Au Capitole, la réaction se divise selon les lignes partisanes. Le sénateur James Risch, républicain de premier rang de la Commission des relations étrangères, a salué cette décision comme « nécessaire pour la sécurité nationale« , tandis que la sénatrice démocrate Elizabeth Warren l’a qualifiée de « provocation imprudente qui rend l’Amérique moins sûre ».
Les experts en contrôle des armements notent que la technologie de simulation informatique a considérablement progressé depuis le début du moratoire sur les essais, ce qui soulève des questions quant à la nécessité de tests physiques.
« Nous avons investi des milliards dans le Programme de gestion des stocks précisément pour éviter ce scénario, » a expliqué Dr. Raymond Jeanloz de l’Université de Californie à Berkeley, qui conseille le gouvernement sur la sécurité nucléaire. « Le consensus scientifique est que nos armes restent fiables sans essais explosifs. »

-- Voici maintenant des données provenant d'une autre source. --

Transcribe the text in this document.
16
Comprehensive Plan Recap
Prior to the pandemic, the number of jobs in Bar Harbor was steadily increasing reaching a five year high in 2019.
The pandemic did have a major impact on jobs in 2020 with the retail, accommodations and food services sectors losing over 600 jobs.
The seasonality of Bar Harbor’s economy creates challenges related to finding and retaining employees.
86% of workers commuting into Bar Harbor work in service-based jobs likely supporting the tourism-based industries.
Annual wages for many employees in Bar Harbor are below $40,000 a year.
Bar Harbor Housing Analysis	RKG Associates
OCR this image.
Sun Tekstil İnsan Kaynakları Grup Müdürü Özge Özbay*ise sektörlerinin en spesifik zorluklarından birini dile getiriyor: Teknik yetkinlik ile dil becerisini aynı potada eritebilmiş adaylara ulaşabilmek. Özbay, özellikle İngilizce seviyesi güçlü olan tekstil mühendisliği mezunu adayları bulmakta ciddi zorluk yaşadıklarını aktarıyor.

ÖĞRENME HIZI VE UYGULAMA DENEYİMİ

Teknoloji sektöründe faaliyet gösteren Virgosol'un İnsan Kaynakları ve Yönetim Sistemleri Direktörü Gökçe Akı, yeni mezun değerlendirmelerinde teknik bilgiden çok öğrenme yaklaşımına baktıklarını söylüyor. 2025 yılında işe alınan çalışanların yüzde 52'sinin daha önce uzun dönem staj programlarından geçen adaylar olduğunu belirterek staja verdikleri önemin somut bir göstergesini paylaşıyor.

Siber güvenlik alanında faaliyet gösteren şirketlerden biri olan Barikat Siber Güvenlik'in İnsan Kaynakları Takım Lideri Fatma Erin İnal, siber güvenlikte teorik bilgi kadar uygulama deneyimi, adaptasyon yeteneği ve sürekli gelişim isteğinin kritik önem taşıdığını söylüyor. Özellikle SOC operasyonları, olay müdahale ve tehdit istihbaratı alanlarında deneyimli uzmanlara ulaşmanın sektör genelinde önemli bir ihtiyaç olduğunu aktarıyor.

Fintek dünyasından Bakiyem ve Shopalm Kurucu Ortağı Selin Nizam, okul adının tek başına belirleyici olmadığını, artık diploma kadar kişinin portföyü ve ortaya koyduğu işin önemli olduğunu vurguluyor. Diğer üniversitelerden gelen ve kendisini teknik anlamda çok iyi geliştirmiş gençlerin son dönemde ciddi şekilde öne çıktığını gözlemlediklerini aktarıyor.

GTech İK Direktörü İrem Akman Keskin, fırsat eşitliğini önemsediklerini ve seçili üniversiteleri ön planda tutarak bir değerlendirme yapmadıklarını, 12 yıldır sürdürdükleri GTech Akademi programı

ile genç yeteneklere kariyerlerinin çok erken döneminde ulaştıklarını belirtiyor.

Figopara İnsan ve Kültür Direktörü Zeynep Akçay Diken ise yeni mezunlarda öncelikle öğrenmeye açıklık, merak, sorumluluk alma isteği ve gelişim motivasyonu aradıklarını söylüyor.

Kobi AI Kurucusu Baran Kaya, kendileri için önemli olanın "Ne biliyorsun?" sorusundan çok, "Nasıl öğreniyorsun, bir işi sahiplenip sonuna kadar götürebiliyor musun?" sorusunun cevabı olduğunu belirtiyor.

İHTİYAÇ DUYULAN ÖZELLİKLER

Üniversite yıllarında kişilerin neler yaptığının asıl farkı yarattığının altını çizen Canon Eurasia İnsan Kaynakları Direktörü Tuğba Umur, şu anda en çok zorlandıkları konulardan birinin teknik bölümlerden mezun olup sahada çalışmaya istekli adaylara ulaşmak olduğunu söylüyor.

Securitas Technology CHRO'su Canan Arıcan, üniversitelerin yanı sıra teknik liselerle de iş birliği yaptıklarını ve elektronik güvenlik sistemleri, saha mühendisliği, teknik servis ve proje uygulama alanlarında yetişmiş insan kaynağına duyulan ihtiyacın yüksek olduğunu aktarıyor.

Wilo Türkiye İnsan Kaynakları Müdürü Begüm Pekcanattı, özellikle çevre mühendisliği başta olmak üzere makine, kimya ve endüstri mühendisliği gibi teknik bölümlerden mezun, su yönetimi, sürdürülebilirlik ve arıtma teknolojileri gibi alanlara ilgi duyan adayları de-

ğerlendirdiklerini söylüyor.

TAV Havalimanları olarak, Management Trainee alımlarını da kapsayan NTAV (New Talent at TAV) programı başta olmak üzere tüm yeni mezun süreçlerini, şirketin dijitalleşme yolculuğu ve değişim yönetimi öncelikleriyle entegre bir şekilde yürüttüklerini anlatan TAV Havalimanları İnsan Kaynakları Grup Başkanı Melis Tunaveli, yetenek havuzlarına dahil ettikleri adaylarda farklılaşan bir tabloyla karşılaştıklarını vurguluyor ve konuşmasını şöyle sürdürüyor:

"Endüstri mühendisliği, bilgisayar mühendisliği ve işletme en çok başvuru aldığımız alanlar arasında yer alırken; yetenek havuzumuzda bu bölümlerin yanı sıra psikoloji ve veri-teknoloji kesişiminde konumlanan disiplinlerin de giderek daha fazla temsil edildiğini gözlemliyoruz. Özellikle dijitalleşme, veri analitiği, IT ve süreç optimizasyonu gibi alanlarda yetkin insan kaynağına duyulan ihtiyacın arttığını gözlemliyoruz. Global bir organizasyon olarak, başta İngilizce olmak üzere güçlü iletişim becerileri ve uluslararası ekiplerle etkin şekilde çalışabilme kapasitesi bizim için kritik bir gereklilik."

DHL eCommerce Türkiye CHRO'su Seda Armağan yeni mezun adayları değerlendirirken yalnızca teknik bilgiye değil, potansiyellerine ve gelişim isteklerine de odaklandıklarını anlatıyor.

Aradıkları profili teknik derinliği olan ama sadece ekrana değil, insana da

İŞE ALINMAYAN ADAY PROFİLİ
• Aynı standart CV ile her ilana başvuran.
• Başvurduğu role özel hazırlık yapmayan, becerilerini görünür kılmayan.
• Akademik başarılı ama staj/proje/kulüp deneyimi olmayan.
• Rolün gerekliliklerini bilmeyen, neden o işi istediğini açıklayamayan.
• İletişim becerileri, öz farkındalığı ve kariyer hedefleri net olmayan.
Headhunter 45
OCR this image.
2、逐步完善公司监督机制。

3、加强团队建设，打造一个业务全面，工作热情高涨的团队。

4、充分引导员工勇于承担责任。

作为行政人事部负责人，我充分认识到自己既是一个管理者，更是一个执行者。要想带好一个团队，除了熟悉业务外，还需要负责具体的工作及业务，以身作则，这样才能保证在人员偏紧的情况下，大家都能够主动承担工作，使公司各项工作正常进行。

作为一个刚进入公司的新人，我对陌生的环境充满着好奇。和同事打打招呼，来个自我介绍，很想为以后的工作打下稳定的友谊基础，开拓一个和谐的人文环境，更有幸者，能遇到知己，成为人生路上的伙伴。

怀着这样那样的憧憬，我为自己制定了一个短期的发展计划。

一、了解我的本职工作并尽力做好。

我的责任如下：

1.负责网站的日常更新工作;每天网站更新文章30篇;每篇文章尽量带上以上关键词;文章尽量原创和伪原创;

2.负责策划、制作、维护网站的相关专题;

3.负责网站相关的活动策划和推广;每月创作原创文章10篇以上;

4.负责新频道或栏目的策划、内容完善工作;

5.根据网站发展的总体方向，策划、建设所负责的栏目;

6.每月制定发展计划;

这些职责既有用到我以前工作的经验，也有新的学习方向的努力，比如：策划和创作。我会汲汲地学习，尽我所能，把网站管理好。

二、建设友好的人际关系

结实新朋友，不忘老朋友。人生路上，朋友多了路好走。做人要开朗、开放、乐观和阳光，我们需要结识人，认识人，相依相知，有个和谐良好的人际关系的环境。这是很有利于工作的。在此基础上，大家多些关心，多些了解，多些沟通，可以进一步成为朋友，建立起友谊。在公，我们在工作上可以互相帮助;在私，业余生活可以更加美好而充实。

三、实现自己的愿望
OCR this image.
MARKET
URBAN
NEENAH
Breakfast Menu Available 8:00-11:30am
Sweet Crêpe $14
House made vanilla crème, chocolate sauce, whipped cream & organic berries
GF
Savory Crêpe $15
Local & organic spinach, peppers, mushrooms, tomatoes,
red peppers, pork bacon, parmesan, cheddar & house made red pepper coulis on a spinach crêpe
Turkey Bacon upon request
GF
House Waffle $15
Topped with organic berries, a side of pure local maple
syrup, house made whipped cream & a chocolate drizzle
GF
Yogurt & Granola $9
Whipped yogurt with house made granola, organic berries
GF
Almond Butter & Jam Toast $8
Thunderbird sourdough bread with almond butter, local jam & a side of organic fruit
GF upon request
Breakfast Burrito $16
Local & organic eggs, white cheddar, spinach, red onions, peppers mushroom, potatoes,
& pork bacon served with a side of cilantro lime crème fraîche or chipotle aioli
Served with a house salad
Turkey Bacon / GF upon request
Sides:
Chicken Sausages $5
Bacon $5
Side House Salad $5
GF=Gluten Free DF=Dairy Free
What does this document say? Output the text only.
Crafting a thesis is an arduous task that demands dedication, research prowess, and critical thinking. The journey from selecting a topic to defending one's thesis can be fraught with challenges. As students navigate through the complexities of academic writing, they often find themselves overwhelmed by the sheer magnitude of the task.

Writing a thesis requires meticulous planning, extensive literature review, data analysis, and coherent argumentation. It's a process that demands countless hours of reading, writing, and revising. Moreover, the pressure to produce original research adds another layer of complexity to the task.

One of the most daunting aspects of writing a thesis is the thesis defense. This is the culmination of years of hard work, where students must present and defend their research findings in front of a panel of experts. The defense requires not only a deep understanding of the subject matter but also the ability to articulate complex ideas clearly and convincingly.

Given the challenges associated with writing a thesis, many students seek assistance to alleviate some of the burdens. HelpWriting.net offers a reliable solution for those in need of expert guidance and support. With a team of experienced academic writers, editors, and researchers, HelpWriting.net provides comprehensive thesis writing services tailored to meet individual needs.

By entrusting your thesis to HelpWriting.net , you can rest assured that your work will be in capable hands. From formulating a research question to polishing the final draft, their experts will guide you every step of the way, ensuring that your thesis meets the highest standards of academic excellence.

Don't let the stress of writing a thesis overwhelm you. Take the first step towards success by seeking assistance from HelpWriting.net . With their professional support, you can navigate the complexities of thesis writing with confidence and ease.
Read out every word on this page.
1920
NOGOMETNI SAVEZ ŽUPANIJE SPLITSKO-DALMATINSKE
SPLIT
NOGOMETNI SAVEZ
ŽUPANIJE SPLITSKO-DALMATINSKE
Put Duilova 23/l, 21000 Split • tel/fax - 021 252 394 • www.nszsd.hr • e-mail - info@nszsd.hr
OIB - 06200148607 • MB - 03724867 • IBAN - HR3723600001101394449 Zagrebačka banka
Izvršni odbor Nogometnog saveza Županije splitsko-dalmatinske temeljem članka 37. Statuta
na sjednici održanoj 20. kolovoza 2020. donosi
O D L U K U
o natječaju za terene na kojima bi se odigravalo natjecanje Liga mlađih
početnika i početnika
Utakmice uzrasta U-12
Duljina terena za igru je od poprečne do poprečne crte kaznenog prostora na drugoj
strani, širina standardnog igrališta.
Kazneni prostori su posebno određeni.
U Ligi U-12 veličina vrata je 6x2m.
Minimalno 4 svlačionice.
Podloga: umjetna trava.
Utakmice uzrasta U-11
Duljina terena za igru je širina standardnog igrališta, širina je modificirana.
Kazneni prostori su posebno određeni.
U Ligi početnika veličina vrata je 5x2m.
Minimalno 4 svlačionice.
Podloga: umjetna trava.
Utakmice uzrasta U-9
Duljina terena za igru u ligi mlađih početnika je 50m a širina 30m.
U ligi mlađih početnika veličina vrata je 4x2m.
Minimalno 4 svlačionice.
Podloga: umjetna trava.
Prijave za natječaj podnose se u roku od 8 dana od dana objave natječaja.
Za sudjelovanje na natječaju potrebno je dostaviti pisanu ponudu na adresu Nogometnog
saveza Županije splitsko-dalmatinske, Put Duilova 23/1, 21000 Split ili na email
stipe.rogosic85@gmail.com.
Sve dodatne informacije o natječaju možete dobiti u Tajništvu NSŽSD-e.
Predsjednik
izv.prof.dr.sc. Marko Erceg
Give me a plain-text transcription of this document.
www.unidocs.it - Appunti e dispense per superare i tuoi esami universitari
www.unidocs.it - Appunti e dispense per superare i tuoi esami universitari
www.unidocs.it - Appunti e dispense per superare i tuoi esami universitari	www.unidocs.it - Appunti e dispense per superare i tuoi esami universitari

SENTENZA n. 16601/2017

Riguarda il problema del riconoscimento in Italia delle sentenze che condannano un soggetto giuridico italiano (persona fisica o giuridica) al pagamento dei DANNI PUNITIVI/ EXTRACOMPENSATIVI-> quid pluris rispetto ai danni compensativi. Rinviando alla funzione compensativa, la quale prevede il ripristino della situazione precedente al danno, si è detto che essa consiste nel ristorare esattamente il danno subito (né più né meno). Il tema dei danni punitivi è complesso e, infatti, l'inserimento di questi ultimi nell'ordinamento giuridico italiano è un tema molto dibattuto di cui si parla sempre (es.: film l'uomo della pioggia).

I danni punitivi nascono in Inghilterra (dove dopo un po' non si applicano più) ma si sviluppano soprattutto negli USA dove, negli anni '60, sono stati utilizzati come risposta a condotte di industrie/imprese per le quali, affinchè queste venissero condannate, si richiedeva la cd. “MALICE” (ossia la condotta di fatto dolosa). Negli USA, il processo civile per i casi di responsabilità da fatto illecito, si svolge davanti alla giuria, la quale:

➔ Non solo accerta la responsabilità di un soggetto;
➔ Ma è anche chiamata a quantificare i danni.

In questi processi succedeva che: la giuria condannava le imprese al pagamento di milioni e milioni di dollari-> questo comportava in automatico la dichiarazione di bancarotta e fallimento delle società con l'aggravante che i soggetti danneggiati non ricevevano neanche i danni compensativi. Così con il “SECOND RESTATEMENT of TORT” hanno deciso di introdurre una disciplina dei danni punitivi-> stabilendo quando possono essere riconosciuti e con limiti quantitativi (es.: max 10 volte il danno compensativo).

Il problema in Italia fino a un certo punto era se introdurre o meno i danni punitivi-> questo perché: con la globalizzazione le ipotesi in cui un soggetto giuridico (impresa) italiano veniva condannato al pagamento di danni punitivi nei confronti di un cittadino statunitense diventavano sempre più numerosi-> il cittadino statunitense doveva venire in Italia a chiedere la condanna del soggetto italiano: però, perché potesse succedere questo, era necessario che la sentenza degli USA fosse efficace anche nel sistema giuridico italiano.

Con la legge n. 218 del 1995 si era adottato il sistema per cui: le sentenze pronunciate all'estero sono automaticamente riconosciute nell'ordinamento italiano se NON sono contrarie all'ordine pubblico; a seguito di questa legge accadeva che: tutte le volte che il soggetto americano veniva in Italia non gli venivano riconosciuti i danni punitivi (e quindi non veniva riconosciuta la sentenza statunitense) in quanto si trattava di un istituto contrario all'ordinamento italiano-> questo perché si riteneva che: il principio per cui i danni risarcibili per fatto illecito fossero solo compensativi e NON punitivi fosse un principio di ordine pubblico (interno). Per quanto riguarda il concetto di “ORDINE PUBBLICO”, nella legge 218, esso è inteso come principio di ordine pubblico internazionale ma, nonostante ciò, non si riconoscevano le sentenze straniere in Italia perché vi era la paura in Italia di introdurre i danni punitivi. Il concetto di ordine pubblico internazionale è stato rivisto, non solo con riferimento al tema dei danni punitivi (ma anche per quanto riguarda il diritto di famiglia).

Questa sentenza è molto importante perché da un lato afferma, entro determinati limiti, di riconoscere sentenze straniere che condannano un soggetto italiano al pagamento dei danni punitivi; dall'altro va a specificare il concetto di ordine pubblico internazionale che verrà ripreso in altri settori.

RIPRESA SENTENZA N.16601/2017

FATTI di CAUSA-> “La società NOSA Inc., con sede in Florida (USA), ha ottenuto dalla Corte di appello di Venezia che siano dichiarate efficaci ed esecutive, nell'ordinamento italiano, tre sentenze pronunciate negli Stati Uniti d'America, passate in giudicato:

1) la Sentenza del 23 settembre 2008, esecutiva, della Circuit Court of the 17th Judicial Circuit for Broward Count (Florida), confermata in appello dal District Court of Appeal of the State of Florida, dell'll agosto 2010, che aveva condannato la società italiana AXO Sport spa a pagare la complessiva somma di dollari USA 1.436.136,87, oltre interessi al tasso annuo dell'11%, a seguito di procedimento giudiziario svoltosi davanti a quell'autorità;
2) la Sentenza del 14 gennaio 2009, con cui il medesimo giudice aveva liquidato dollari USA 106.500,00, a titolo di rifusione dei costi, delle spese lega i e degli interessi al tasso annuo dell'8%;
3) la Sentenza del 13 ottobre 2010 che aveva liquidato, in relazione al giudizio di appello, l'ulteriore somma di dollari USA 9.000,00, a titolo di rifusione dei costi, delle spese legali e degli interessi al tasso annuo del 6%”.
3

Ce qui se passera ensuite dépend largement de la réaction internationale. Si la Russie met à exécution ses menaces de reprendre son propre programme d’essais, les experts craignent que la Chine suive rapidement, déclenchant potentiellement des essais par l’Inde, le Pakistan et la Corée du Nord—un effet en cascade qui pourrait fondamentalement remodeler la sécurité mondiale.
Pour les communautés entourant les sites d’essais potentiels, le débat politique semble académiquement distant. Au Nevada, j’ai parlé avec des militants environnementaux préparant des contestations juridiques basées sur les préoccupations de contamination des eaux souterraines des époques d’essais précédentes.
« Ils prennent des décisions à Washington qui affecteront notre eau pendant des milliers d’années, » a déclaré Maria Diaz, organisatrice du Sierra Club. « Une fois que cette radiation pénètre dans l’aquifère, il n’y a pas de retour en arrière. »
En tant que journaliste ayant couvert des points chauds nucléaires à travers le monde, je suis frappé par la façon dont les discussions à Washington négligent souvent la dimension humaine de ces politiques. Les froids calculs de la théorie de la dissuasion tiennent rarement compte des impacts générationnels sur les communautés où ces armes sont testées, construites ou potentiellement utilisées.
L’administration américaine fait face à un choix crucial dans les semaines à venir—poursuivre les essais et risquer des réactions internationales ou reconsidérer et chercher des alternatives diplomatiques. Dans tous les cas, le paysage nucléaire semble se transformer sous nos pieds, avec des conséquences qui s’étendront bien au-delà de ce moment politique.